Einzelpersonen und Vereine bemühen sich z.B. im Rahmen von Ausbildungskursen, den Umgang mit einer Wind- oder Wassermühle und die Fähigkeit zur Ausübung der traditionellen handwerklichen Müllerei zu vermitteln. Der weltweit beachtete Titel „Immaterielles Kulturerbe der Menschheit" beinhaltet keine finanzielle Förderung seitens der UNESCO. Wird eine kulturelle Ausdrucksform in ein nationales Verzeichnis (wie im Fall der Müllergilde bzw. der Handwerksmüllerei) oder eine der internationalen Listen des Immateriellen Kulturerbes aufgenommen, fördert dies den Respekt und die Wertschätzung gegenüber den betreffenden Gemeinschaften, Gruppen und Individuen und ihrem Immateriellen Kulturerbe. Eine Anerkennung durch die UNESCO hilft auch, kulturelle Ausdrucksformen dauerhaft durch kulturpolitische Maßnahmen zu schützen.
Die Auszeichnung hat auch Bedeutung für den Denkmalschutz und den Tourismus, da sie den Kulturtourismus und die lokale, regionale und nationale Wirtschaft unterstützen kann. Immaterielles Kulturerbe bewirkt, dass Menschen sich einer Gemeinschaft zugehörig fühlen. Die kulturelle Ausdrucksform (in unserem Fall der Handwerksmüllerei) vermittelt ein Gefühl von Kontinuität und Identität und stärkt den sozialen Zusammenhalt. Insbesondere vor dem Hintergrund des demographischen Wandels ist die Bewahrung traditioneller und zugleich zeitgenössischer kultureller Ausdrucksformen eine wichtige gesellschaftliche Aufgabe.
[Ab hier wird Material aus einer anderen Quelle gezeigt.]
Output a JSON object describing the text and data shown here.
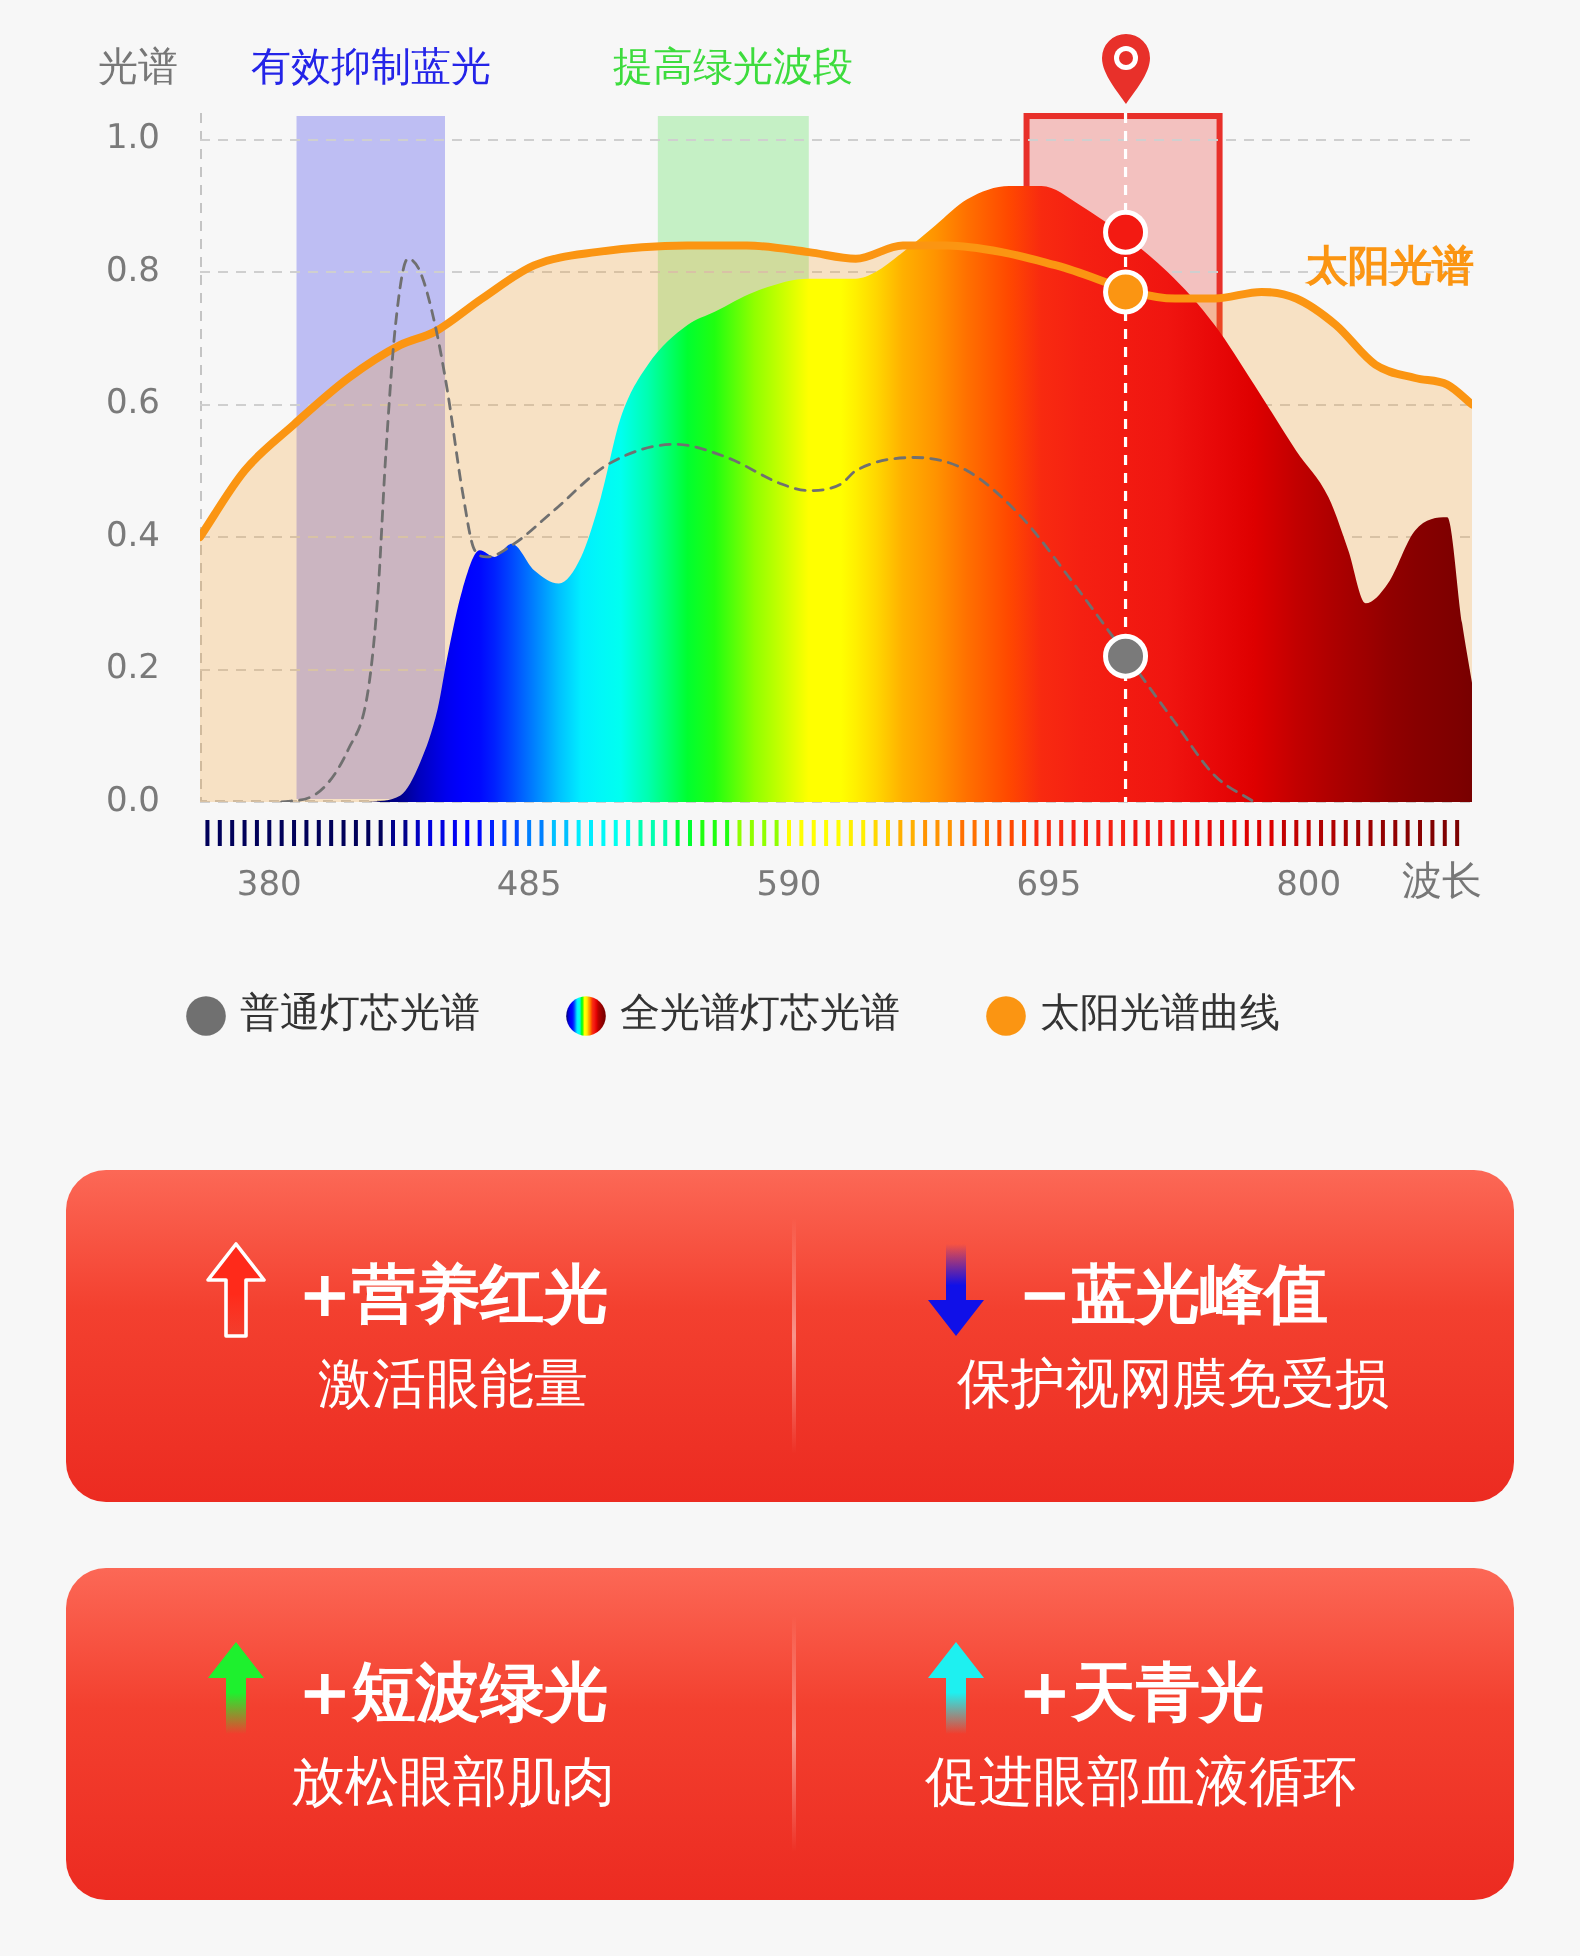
{
  "chart_data": [
    {
      "type": "line",
      "ylabel": "光谱",
      "xlabel": "波长",
      "xlim": [
        352,
        866
      ],
      "xticks": [
        {
          "value": 355,
          "label": null
        },
        {
          "value": 360,
          "label": null
        },
        {
          "value": 365,
          "label": null
        },
        {
          "value": 370,
          "label": null
        },
        {
          "value": 375,
          "label": null
        },
        380,
        {
          "value": 385,
          "label": null
        },
        {
          "value": 390,
          "label": null
        },
        {
          "value": 395,
          "label": null
        },
        {
          "value": 400,
          "label": null
        },
        {
          "value": 405,
          "label": null
        },
        {
          "value": 410,
          "label": null
        },
        {
          "value": 415,
          "label": null
        },
        {
          "value": 420,
          "label": null
        },
        {
          "value": 425,
          "label": null
        },
        {
          "value": 430,
          "label": null
        },
        {
          "value": 435,
          "label": null
        },
        {
          "value": 440,
          "label": null
        },
        {
          "value": 445,
          "label": null
        },
        {
          "value": 450,
          "label": null
        },
        {
          "value": 455,
          "label": null
        },
        {
          "value": 460,
          "label": null
        },
        {
          "value": 465,
          "label": null
        },
        {
          "value": 470,
          "label": null
        },
        {
          "value": 475,
          "label": null
        },
        {
          "value": 480,
          "label": null
        },
        485,
        {
          "value": 490,
          "label": null
        },
        {
          "value": 495,
          "label": null
        },
        {
          "value": 500,
          "label": null
        },
        {
          "value": 505,
          "label": null
        },
        {
          "value": 510,
          "label": null
        },
        {
          "value": 515,
          "label": null
        },
        {
          "value": 520,
          "label": null
        },
        {
          "value": 525,
          "label": null
        },
        {
          "value": 530,
          "label": null
        },
        {
          "value": 535,
          "label": null
        },
        {
          "value": 540,
          "label": null
        },
        {
          "value": 545,
          "label": null
        },
        {
          "value": 550,
          "label": null
        },
        {
          "value": 555,
          "label": null
        },
        {
          "value": 560,
          "label": null
        },
        {
          "value": 565,
          "label": null
        },
        {
          "value": 570,
          "label": null
        },
        {
          "value": 575,
          "label": null
        },
        {
          "value": 580,
          "label": null
        },
        {
          "value": 585,
          "label": null
        },
        590,
        {
          "value": 595,
          "label": null
        },
        {
          "value": 600,
          "label": null
        },
        {
          "value": 605,
          "label": null
        },
        {
          "value": 610,
          "label": null
        },
        {
          "value": 615,
          "label": null
        },
        {
          "value": 620,
          "label": null
        },
        {
          "value": 625,
          "label": null
        },
        {
          "value": 630,
          "label": null
        },
        {
          "value": 635,
          "label": null
        },
        {
          "value": 640,
          "label": null
        },
        {
          "value": 645,
          "label": null
        },
        {
          "value": 650,
          "label": null
        },
        {
          "value": 655,
          "label": null
        },
        {
          "value": 660,
          "label": null
        },
        {
          "value": 665,
          "label": null
        },
        {
          "value": 670,
          "label": null
        },
        {
          "value": 675,
          "label": null
        },
        {
          "value": 680,
          "label": null
        },
        {
          "value": 685,
          "label": null
        },
        {
          "value": 690,
          "label": null
        },
        695,
        {
          "value": 700,
          "label": null
        },
        {
          "value": 705,
          "label": null
        },
        {
          "value": 710,
          "label": null
        },
        {
          "value": 715,
          "label": null
        },
        {
          "value": 720,
          "label": null
        },
        {
          "value": 725,
          "label": null
        },
        {
          "value": 730,
          "label": null
        },
        {
          "value": 735,
          "label": null
        },
        {
          "value": 740,
          "label": null
        },
        {
          "value": 745,
          "label": null
        },
        {
          "value": 750,
          "label": null
        },
        {
          "value": 755,
          "label": null
        },
        {
          "value": 760,
          "label": null
        },
        {
          "value": 765,
          "label": null
        },
        {
          "value": 770,
          "label": null
        },
        {
          "value": 775,
          "label": null
        },
        {
          "value": 780,
          "label": null
        },
        {
          "value": 785,
          "label": null
        },
        {
          "value": 790,
          "label": null
        },
        {
          "value": 795,
          "label": null
        },
        800,
        {
          "value": 805,
          "label": null
        },
        {
          "value": 810,
          "label": null
        },
        {
          "value": 815,
          "label": null
        },
        {
          "value": 820,
          "label": null
        },
        {
          "value": 825,
          "label": null
        },
        {
          "value": 830,
          "label": null
        },
        {
          "value": 835,
          "label": null
        },
        {
          "value": 840,
          "label": null
        },
        {
          "value": 845,
          "label": null
        },
        {
          "value": 850,
          "label": null
        },
        {
          "value": 855,
          "label": null
        },
        {
          "value": 860,
          "label": null
        }
      ],
      "ylim": [
        0,
        1.04
      ],
      "yticks": [
        {
          "value": 0,
          "label": "0.0"
        },
        0.2,
        0.4,
        0.6,
        0.8,
        {
          "value": 1,
          "label": "1.0"
        }
      ],
      "grid": "y",
      "legend": "bottom",
      "series": [
        {
          "name": "普通灯芯光谱",
          "type": "line",
          "color": "#707070",
          "line_style": "dashed",
          "x": [
            385,
            398,
            412,
            420,
            424,
            427,
            431,
            436,
            441,
            447,
            452,
            458,
            463,
            468,
            479,
            495,
            517,
            544,
            565,
            587,
            598,
            611,
            617,
            641,
            662,
            684,
            703,
            746,
            762,
            778
          ],
          "values": [
            0.0,
            0.01,
            0.08,
            0.17,
            0.32,
            0.52,
            0.72,
            0.82,
            0.8,
            0.72,
            0.62,
            0.47,
            0.38,
            0.37,
            0.39,
            0.44,
            0.51,
            0.54,
            0.52,
            0.48,
            0.47,
            0.48,
            0.5,
            0.52,
            0.5,
            0.43,
            0.34,
            0.12,
            0.04,
            0.0
          ]
        },
        {
          "name": "全光谱灯芯光谱",
          "type": "area",
          "x": [
            420,
            433,
            441,
            448,
            452,
            458,
            465,
            471,
            478,
            487,
            497,
            506,
            514,
            522,
            533,
            549,
            560,
            576,
            598,
            611,
            617,
            625,
            636,
            649,
            662,
            679,
            692,
            708,
            743,
            762,
            778,
            795,
            808,
            816,
            823,
            832,
            843,
            856,
            862,
            866
          ],
          "values": [
            0.0,
            0.01,
            0.06,
            0.14,
            0.22,
            0.32,
            0.38,
            0.37,
            0.39,
            0.35,
            0.33,
            0.37,
            0.46,
            0.58,
            0.66,
            0.72,
            0.74,
            0.77,
            0.79,
            0.79,
            0.79,
            0.8,
            0.83,
            0.87,
            0.91,
            0.93,
            0.93,
            0.9,
            0.8,
            0.72,
            0.63,
            0.53,
            0.46,
            0.38,
            0.3,
            0.33,
            0.41,
            0.43,
            0.27,
            0.18
          ],
          "colors": [
            "#00005a",
            "#00008c",
            "#0000c0",
            "#0000e0",
            "#0000f0",
            "#0000ff",
            "#0008ff",
            "#0020ff",
            "#0048ff",
            "#0080ff",
            "#00c0ff",
            "#00eeff",
            "#00f8f8",
            "#00fff0",
            "#00ffb0",
            "#00ff30",
            "#20ff10",
            "#90ff00",
            "#ffff00",
            "#ffff00",
            "#fff000",
            "#ffd800",
            "#ffb000",
            "#ff9400",
            "#ff7000",
            "#ff4800",
            "#f82a10",
            "#f52012",
            "#f01510",
            "#e80808",
            "#de0000",
            "#c20000",
            "#b00000",
            "#a60000",
            "#9e0000",
            "#920000",
            "#880000",
            "#800000",
            "#7c0000",
            "#780000"
          ]
        },
        {
          "name": "太阳光谱曲线",
          "type": "area",
          "color": "#fb9512",
          "x": [
            352,
            370,
            390,
            412,
            433,
            447,
            466,
            487,
            512,
            549,
            573,
            598,
            617,
            636,
            654,
            676,
            698,
            746,
            762,
            781,
            795,
            811,
            827,
            843,
            856,
            866
          ],
          "values": [
            0.4,
            0.5,
            0.57,
            0.64,
            0.69,
            0.71,
            0.76,
            0.81,
            0.83,
            0.84,
            0.84,
            0.83,
            0.82,
            0.84,
            0.84,
            0.83,
            0.81,
            0.76,
            0.76,
            0.77,
            0.76,
            0.72,
            0.66,
            0.64,
            0.63,
            0.6
          ]
        },
        {
          "type": "scatter",
          "marker": "circle",
          "x": [
            726,
            726,
            726
          ],
          "values": [
            0.86,
            0.77,
            0.22
          ],
          "colors": [
            "#f31a12",
            "#fb9512",
            "#7a7a7a"
          ]
        }
      ],
      "bands": [
        {
          "axis": "x",
          "from": 391,
          "to": 451,
          "label": "有效抑制蓝光",
          "color": "#2424e8"
        },
        {
          "axis": "x",
          "from": 537,
          "to": 598,
          "label": "提高绿光波段",
          "color": "#3ddc3d"
        },
        {
          "axis": "x",
          "from": 686,
          "to": 764,
          "color": "#e8302a"
        }
      ],
      "ref_lines": [
        {
          "axis": "x",
          "value": 726,
          "color": "#ffffff",
          "line_style": "dashed"
        }
      ],
      "annotations": [
        "太阳光谱"
      ]
    },
    {
      "type": "other",
      "annotations": [
        "+营养红光",
        "激活眼能量",
        "−蓝光峰值",
        "保护视网膜免受损"
      ]
    },
    {
      "type": "other",
      "annotations": [
        "+短波绿光",
        "放松眼部肌肉",
        "+天青光",
        "促进眼部血液循环"
      ]
    }
  ]
}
Immaterielles Kulturerbe hat aber nicht nur eine soziale, sondern auch eine wirtschaftliche Bedeutung: Einerseits sind das über Generationen überlieferte Wissen und die damit verbundenen vielfältigen Fähigkeiten, zum Beispiel Handwerkstechniken in der Müllerei, eine wichtige kulturelle Ressource. Andererseits geht es auch um das Produkt dieser Kenntnisse und Fähigkeiten, also die handwerklich hergestellten Mehle, Schrote usw. Neben den heute noch professionell aktiven Mühlen gibt es eine zunehmende Zahl von Wind- und Wassermühlen, die auf semiprofessioneller, ehrenamtlicher Basis betrieben werden (Museumsbetrieb) und auf diese Weise das Müllerhandwerk in die Zukunft tragen. ...“
Nach dieser internationalen Anerkennung des Müllerberufes stellt sich die Frage, ob und wie es auch heute noch erreicht werden kann, im Sinne der Auszeichnung neben der zeitgenössischen Müllerausbildung auch eine klassische wieder zu etablieren, sodass es über den Azubi an „Meyers Windmühle“ in Bardowick nicht mehr heißt: „Der letzte Müller“.
(http://www.haz.de/Nachrichten/Der-Norden/Uebersich...)

(1) Zum Vergleich: Die Bockwindmühle Wettmar aus dem 16. Jahrhundert würde in einem guten Windjahr mit einem Mahlgang an 150 Betriebstagen geschätzt 450 t Getreide vermahlen!
(2) Die beigefügten Fotos verweisen auf einen Teil der Mühlen, die Mitglieder der Müllergilde sind.